All of the services I chose to test needed to do several things: import all of your account data into one place; offer budgeting tools; and track your spending, net worth and credit score. Except where noted, all of these apps are available for iOS, Android and on the web.

Once I had my shortlist of six apps, I got to work setting them up. For the sake of thoroughly testing these apps, I made a point of adding every account to every budgeting app, no matter how small or immaterial the balance. What ensued was a veritable Groundhog Day of two-factor authentication. Just hours of entering passwords and one-time passcodes, for the same banks half a dozen times over. Hopefully, you only have to do this once.


What is Plaid and how does it work?

Each of the apps I tested uses the same underlying network, called Plaid, to pull in financial data, so it’s worth explaining what it is and how it works. Plaid was founded as a fintech startup in 2013 and is today the industry standard in connecting banks with third-party apps. Plaid works with over 12,000 financial institutions across the US, Canada and Europe.
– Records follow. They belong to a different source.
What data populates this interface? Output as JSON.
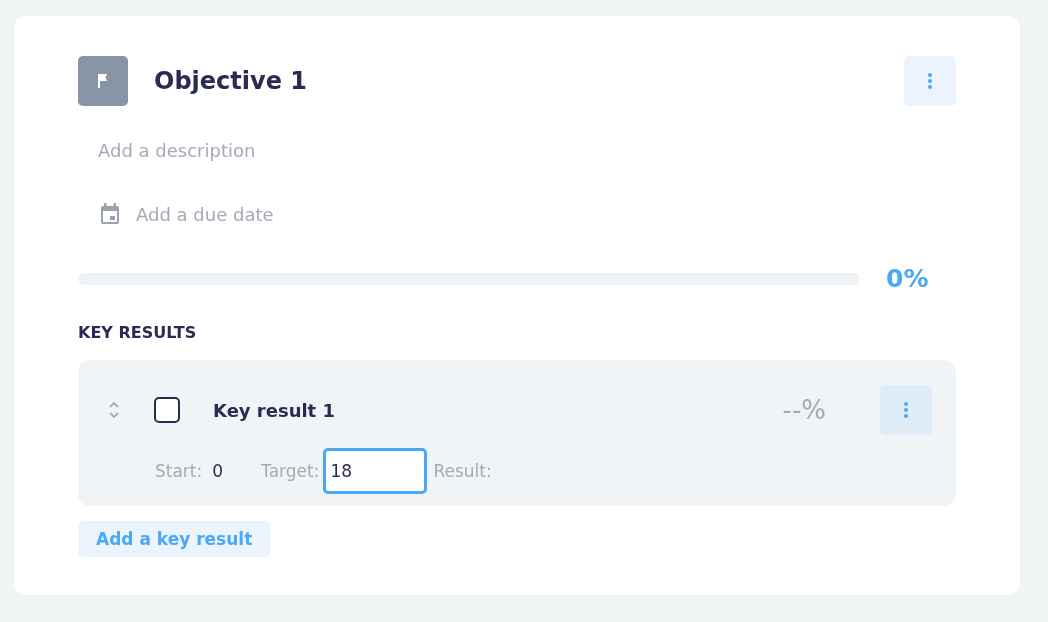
{
  "objective": {
    "title": "Objective 1",
    "description": {
      "placeholder": "Add a description"
    },
    "due_date": {
      "placeholder": "Add a due date"
    },
    "progress": {
      "level": 0,
      "percent": "0%"
    }
  },
  "key_results_heading": "KEY RESULTS",
  "key_results": [
    {
      "title": "Key result 1",
      "checked": false,
      "percent": "--%",
      "start_label": "Start:",
      "start_value": "0",
      "target_label": "Target:",
      "target": {
        "value": "18",
        "focused": true
      },
      "result_label": "Result:"
    }
  ],
  "add_button": "Add a key result"
}
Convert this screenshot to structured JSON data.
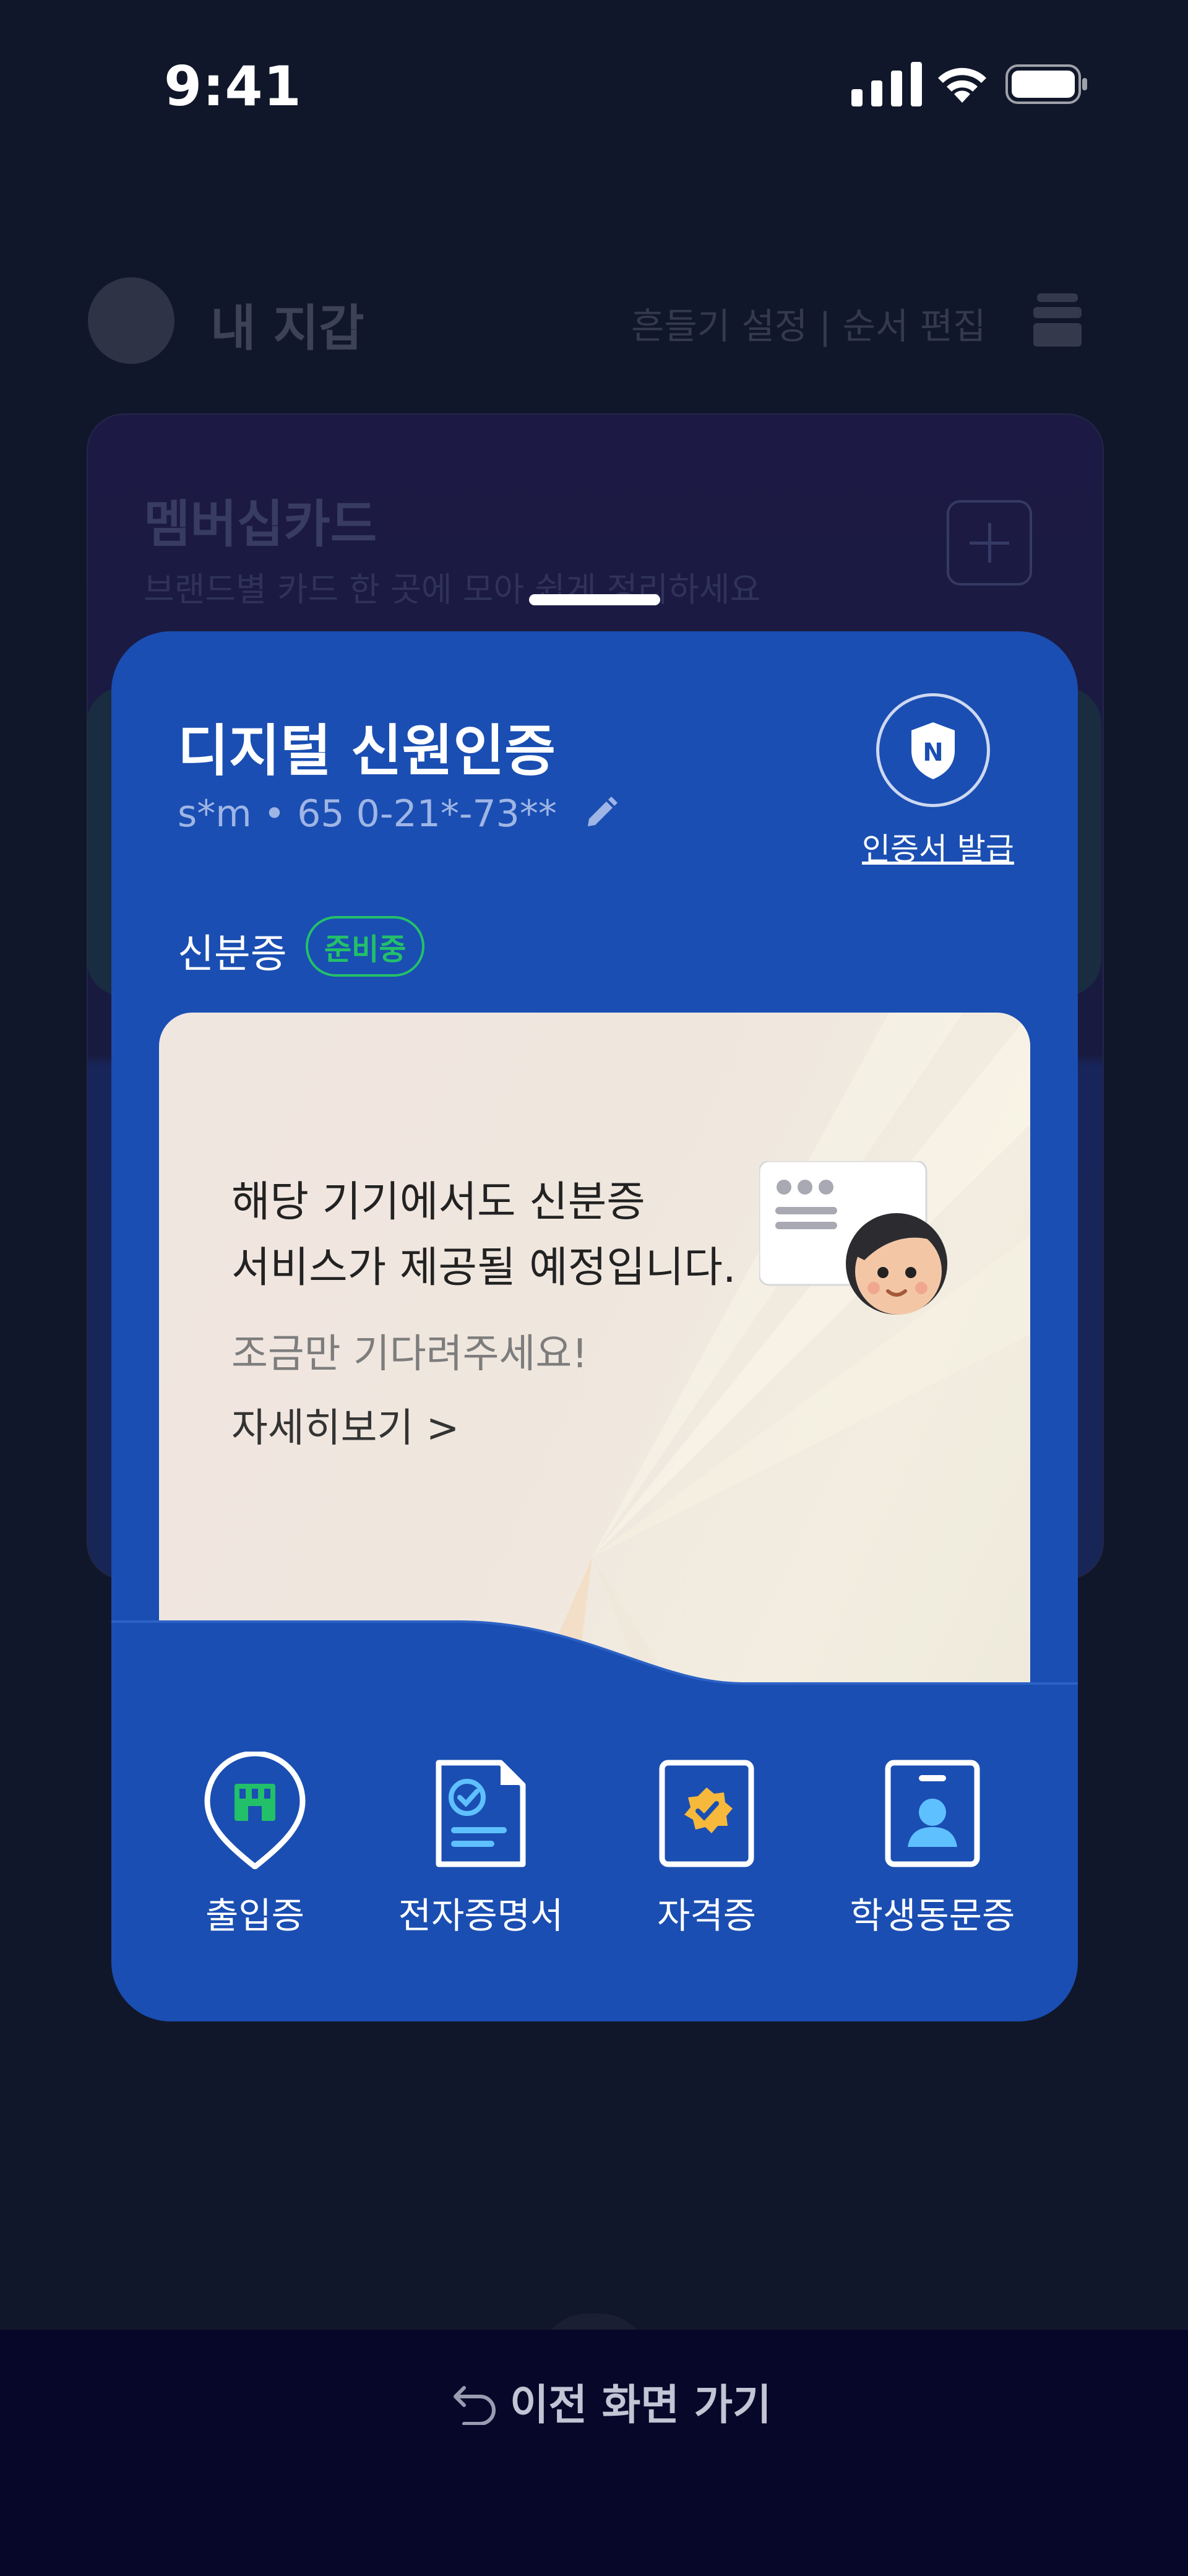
{
  "status_bar": {
    "time": "9:41"
  },
  "background": {
    "title": "내 지갑",
    "links": "흔들기 설정 | 순서 편집",
    "membership_title": "멤버십카드",
    "membership_sub": "브랜드별 카드 한 곳에 모아 쉽게 정리하세요"
  },
  "card": {
    "title": "디지털 신원인증",
    "subtitle": "s*m  •  65 0-21*-73**",
    "cert_button": "인증서 발급",
    "id_label": "신분증",
    "badge": "준비중",
    "info": {
      "line1": "해당 기기에서도 신분증",
      "line2": "서비스가 제공될 예정입니다.",
      "sub": "조금만 기다려주세요!",
      "more": "자세히보기 >"
    },
    "shortcuts": [
      {
        "label": "출입증",
        "icon": "entry-pass-icon"
      },
      {
        "label": "전자증명서",
        "icon": "e-certificate-icon"
      },
      {
        "label": "자격증",
        "icon": "license-icon"
      },
      {
        "label": "학생동문증",
        "icon": "student-id-icon"
      }
    ]
  },
  "bottom": {
    "back_label": "이전 화면 가기"
  }
}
Additionally, more than 8,000 third-party apps and services rely on Plaid, the company claims.

To be clear, you don’t need a dedicated Plaid app to use it; the technology is baked into a wide array of apps, including all of the budgeting apps listed in this guide. Once you find the “add an account” option in whichever one you’re using, you’ll see a menu of commonly used banks. There’s also a search field you can use to look yours up directly. Once you find yours, you’ll be prompted to enter your login credentials. If you have two-factor authentication set up, you’ll need to enter a one-time passcode as well.

As the middleman, Plaid is a passthrough for information that may include your account balances, transaction history, account type and routing or account number. Plaid uses encryption, and says it has a policy of not selling or renting customer data to other companies. However, I would not be doing my job if I didn’t note that in 2022 Plaid was forced to pay $58 million to consumers in a class action suit for collecting “more financial data than was needed.” As part of the settlement, Plaid was compelled to change some of its business practices.

In a statement provided to Engadget, a Plaid spokesperson said the company continues to deny the allegations underpinning the lawsuit and that “the crux of the non-financial terms in the settlement are focused on us accelerating workstreams already underway related to giving people more transparency into Plaid’s role in connecting their accounts, and ensuring that our workstreams around data minimization remain on track.”

Why did Mint shut down?

When parent company Intuit announced in December 2023 that it would shut down Mint, it did not provide a reason why it made the decision to do so. It did say that Mint's millions of users would be funneled over to its other finance app, Credit Karma. "Credit Karma is thrilled to invite all Minters to continue their financial journey on Credit Karma, where they will have access to Credit Karma’s suite of features, products, tools and services, including some of Mint’s most popular features," Mint wrote on its product blog. In our testing, we found that Credit Karma isn't an exact replacement for Mint — so if you're still looking for a Mint alternative, you have some decent options.